NTSB investigators may have traveled in support of this investigation and used data provided by various sources to prepare this aircraft accident report.

After the third aerial application pass, the airplane's engine developed a severe vibration, then seized. The pilot dropped the chemical load, turned the airplane into the wind, and made a forced landing into a cranberry bog. Afterwards, the pilot reported that had he had felt no binding when he pulled the propeller through, to check for hydraulic lock during the preflight. He also stated that the airplane hadn't seemed to be developing full power for about a week prior to the accident. During the post-accident engine teardown, an upper (number 9) cylinder was removed, and a broken connecting rod was found. Metallurgical examination of the connecting rod fragments revealed well-defined crack arrest positions, indicative of fatigue, on the smaller fragment. The fracture features within the fatigue region were relatively uneven, and in several locations, the fatigue crack appeared to have extended in overstress.
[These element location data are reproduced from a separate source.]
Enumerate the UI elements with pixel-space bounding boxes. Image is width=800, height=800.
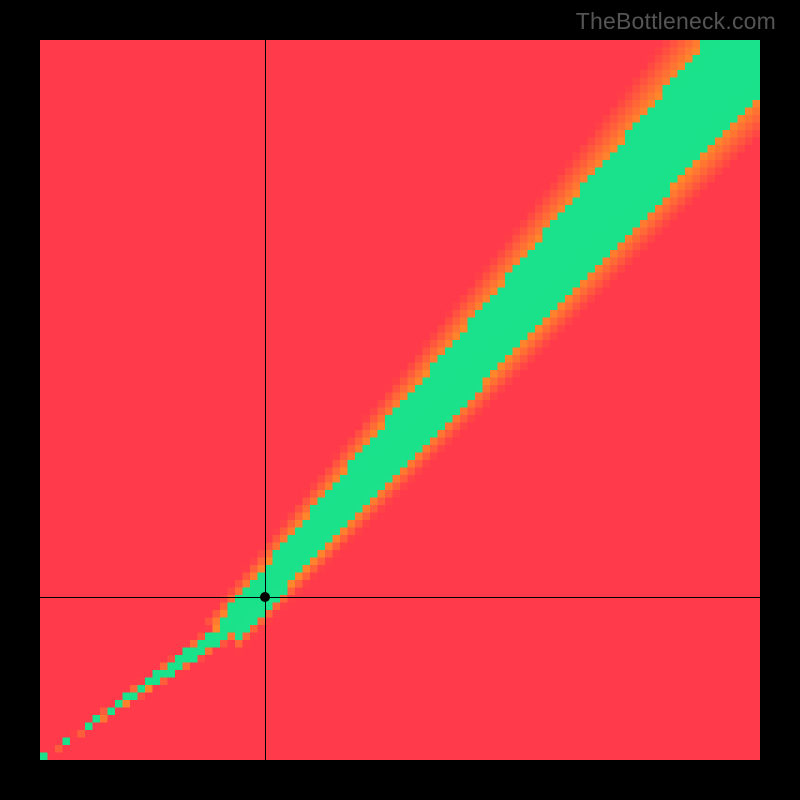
crosshair-vertical xyxy=(265,40,266,760)
crosshair-marker xyxy=(260,592,270,602)
heatmap-canvas xyxy=(40,40,760,760)
crosshair-horizontal xyxy=(40,597,760,598)
heatmap-plot xyxy=(40,40,760,760)
watermark-text: TheBottleneck.com xyxy=(576,8,776,35)
chart-container: { "watermark": { "text": "TheBottleneck.… xyxy=(0,0,800,800)
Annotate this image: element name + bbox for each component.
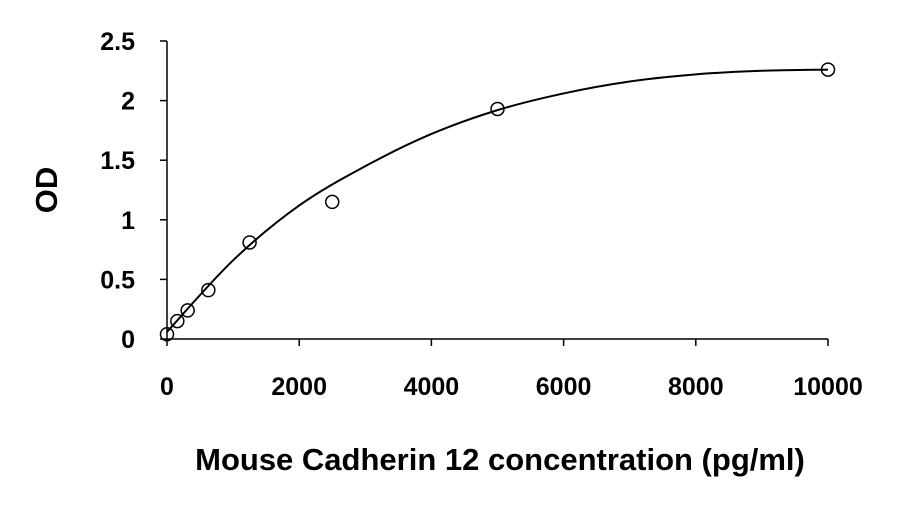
data-point: [325, 194, 340, 210]
x-axis-title: Mouse Cadherin 12 concentration (pg/ml): [195, 442, 805, 477]
fit-curve: [166, 68, 829, 333]
y-tick-label: 0.5: [100, 266, 135, 294]
data-point: [242, 235, 257, 250]
x-tick-label: 6000: [536, 373, 592, 401]
data-point: [180, 303, 195, 318]
y-tick-label: 1: [121, 207, 135, 235]
y-tick-label: 1.5: [100, 147, 135, 175]
y-tick-label: 0: [121, 326, 135, 354]
data-point: [201, 282, 216, 298]
x-tick-label: 10000: [793, 373, 863, 401]
x-tick-label: 0: [160, 373, 174, 401]
y-axis-title: OD: [29, 167, 64, 214]
y-tick-label: 2.5: [100, 28, 135, 56]
x-tick-label: 4000: [404, 373, 460, 401]
y-tick-label: 2: [121, 88, 135, 116]
x-tick-label: 2000: [271, 373, 327, 401]
x-tick-label: 8000: [668, 373, 724, 401]
data-point: [170, 313, 185, 329]
data-point: [159, 326, 175, 342]
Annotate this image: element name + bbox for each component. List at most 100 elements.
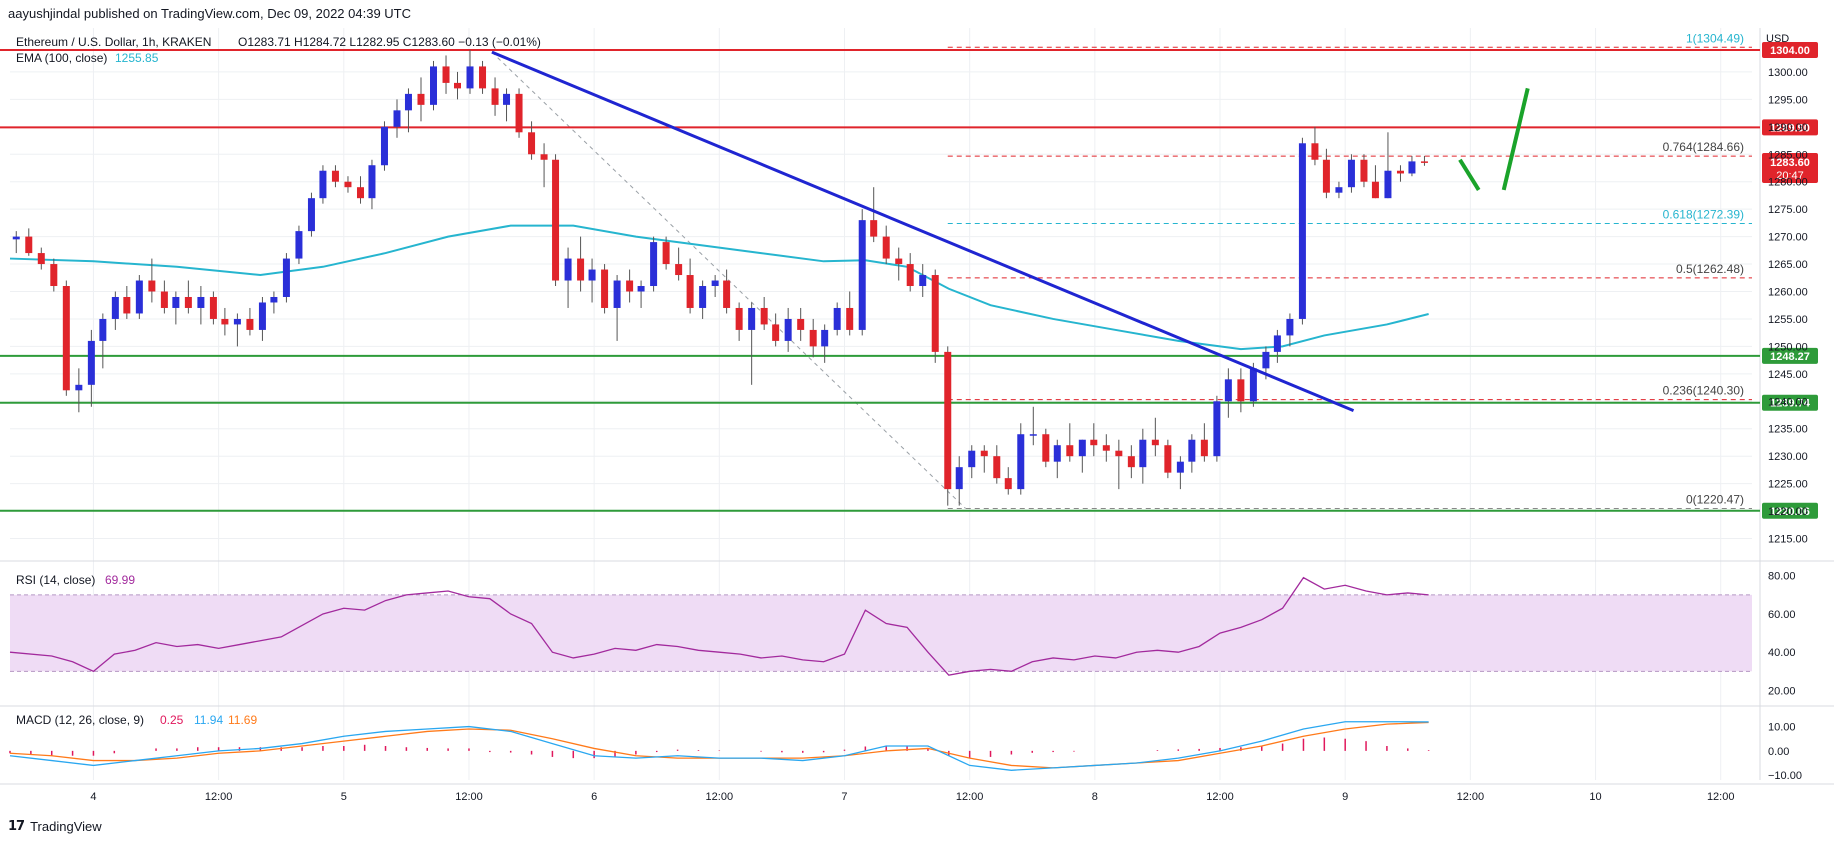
price-tick-label: 1275.00 [1768, 204, 1808, 216]
candle-body [1322, 159, 1330, 193]
candle [233, 313, 241, 347]
macd-tick-label: −10.00 [1768, 770, 1802, 782]
candle-body [479, 66, 487, 89]
resistance-price-tag [1762, 119, 1818, 136]
candle-body [955, 467, 963, 490]
support-price-tag [1762, 502, 1818, 519]
candle [895, 247, 903, 281]
candle-body [1347, 159, 1355, 188]
fib-level-label: 0.764(1284.66) [1663, 140, 1744, 154]
macd-value: 11.94 [194, 713, 223, 727]
candle [491, 77, 499, 116]
candle [184, 280, 192, 314]
candle [258, 296, 266, 341]
candle-body [430, 66, 438, 105]
candle [1420, 155, 1428, 166]
rsi-tick-label: 20.00 [1768, 685, 1796, 697]
candle-body [62, 286, 70, 391]
candle-body [1176, 461, 1184, 473]
time-tick-label: 7 [841, 791, 847, 803]
candle [772, 313, 780, 347]
price-tag-label: 1239.74 [1770, 398, 1811, 410]
candle [650, 236, 658, 292]
candle-body [209, 296, 217, 319]
candle-body [1115, 450, 1123, 457]
candle [1102, 434, 1110, 462]
candle [1151, 417, 1159, 457]
price-tick-label: 1230.00 [1768, 451, 1808, 463]
candle-body [1053, 445, 1061, 462]
candle-body [588, 269, 596, 281]
candle-body [919, 275, 927, 287]
candle [466, 49, 474, 94]
bar-countdown-label: 20:47 [1776, 170, 1804, 182]
rsi-panel [9, 576, 1752, 676]
candle-body [12, 236, 20, 240]
price-tick-label: 1260.00 [1768, 287, 1808, 299]
time-tick-label: 12:00 [956, 791, 984, 803]
candle [686, 258, 694, 314]
candle-body [197, 296, 205, 308]
ohlc-values: O1283.71 H1284.72 L1282.95 C1283.60 −0.1… [238, 35, 541, 49]
fib-level-label: 0.618(1272.39) [1663, 207, 1744, 221]
rsi-tick-label: 60.00 [1768, 609, 1796, 621]
candle-body [503, 93, 511, 105]
candle [711, 275, 719, 297]
candle-body [797, 318, 805, 330]
candle-body [1042, 434, 1050, 462]
time-tick-label: 5 [341, 791, 347, 803]
ema-value: 1255.85 [115, 51, 159, 65]
ema-label: EMA (100, close) [16, 51, 107, 65]
currency-label: USD [1766, 33, 1789, 45]
time-tick-label: 10 [1589, 791, 1601, 803]
price-tick-label: 1220.00 [1768, 506, 1808, 518]
candle-body [675, 264, 683, 276]
candlesticks [12, 49, 1428, 506]
price-tag-label: 1248.27 [1770, 351, 1810, 363]
price-tick-label: 1225.00 [1768, 479, 1808, 491]
candle-body [50, 264, 58, 287]
candle-body [1004, 478, 1012, 490]
candle [172, 291, 180, 325]
candle [1188, 434, 1196, 473]
macd-value: 0.25 [160, 713, 184, 727]
candle-body [442, 66, 450, 83]
candle-body [906, 264, 914, 287]
candle [50, 258, 58, 292]
candle [417, 77, 425, 122]
support-price-tag [1762, 394, 1818, 411]
candle [1371, 165, 1379, 199]
candle [1127, 445, 1135, 479]
price-tick-label: 1245.00 [1768, 369, 1808, 381]
candle [393, 99, 401, 138]
candle-body [1371, 181, 1379, 199]
candle-body [1164, 445, 1172, 473]
candle [1396, 165, 1404, 182]
candle-body [184, 296, 192, 308]
candle-body [75, 384, 83, 391]
candle [821, 324, 829, 363]
candle [564, 247, 572, 308]
candle [993, 445, 1001, 484]
ema-100-line [9, 224, 1429, 351]
candle-body [1335, 187, 1343, 193]
candle [1029, 406, 1037, 446]
candle [1237, 368, 1245, 413]
candle [1273, 329, 1281, 363]
candle-body [723, 280, 731, 308]
candle-body [1249, 368, 1257, 402]
candle [540, 143, 548, 188]
rsi-line [9, 576, 1429, 676]
candle-body [980, 450, 988, 457]
price-tick-label: 1280.00 [1768, 177, 1808, 189]
candle [380, 121, 388, 171]
candle [62, 280, 70, 396]
candle [723, 269, 731, 314]
time-tick-label: 9 [1342, 791, 1348, 803]
candle-body [564, 258, 572, 281]
symbol-label: Ethereum / U.S. Dollar, 1h, KRAKEN [16, 35, 211, 49]
candle [748, 302, 756, 385]
candle-body [613, 280, 621, 308]
candle-body [380, 126, 388, 166]
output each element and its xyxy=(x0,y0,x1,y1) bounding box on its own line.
There were no visible metallurgical defects in the initiation area. The larger fragment contained features typical of an overstress. According Advisory Circular 65-12A, a partial hydraulic lock could cause a 'slightly bent connecting rod,' which could go unnoticed, but would be 'sure to fail later.' Upper cylinders on high wing aircraft have been known to be susceptible to hydraulic lock due to a leaking fuel primer.

The National Transportation Safety Board determines the probable cause(s) of this accident to be:

The failure of the number 9 cylinder connecting rod, due to a primer leak initiation of a partial hydraulic lock. A factor in the accident was the unsuitable terrain, to which the forced landing had to be made.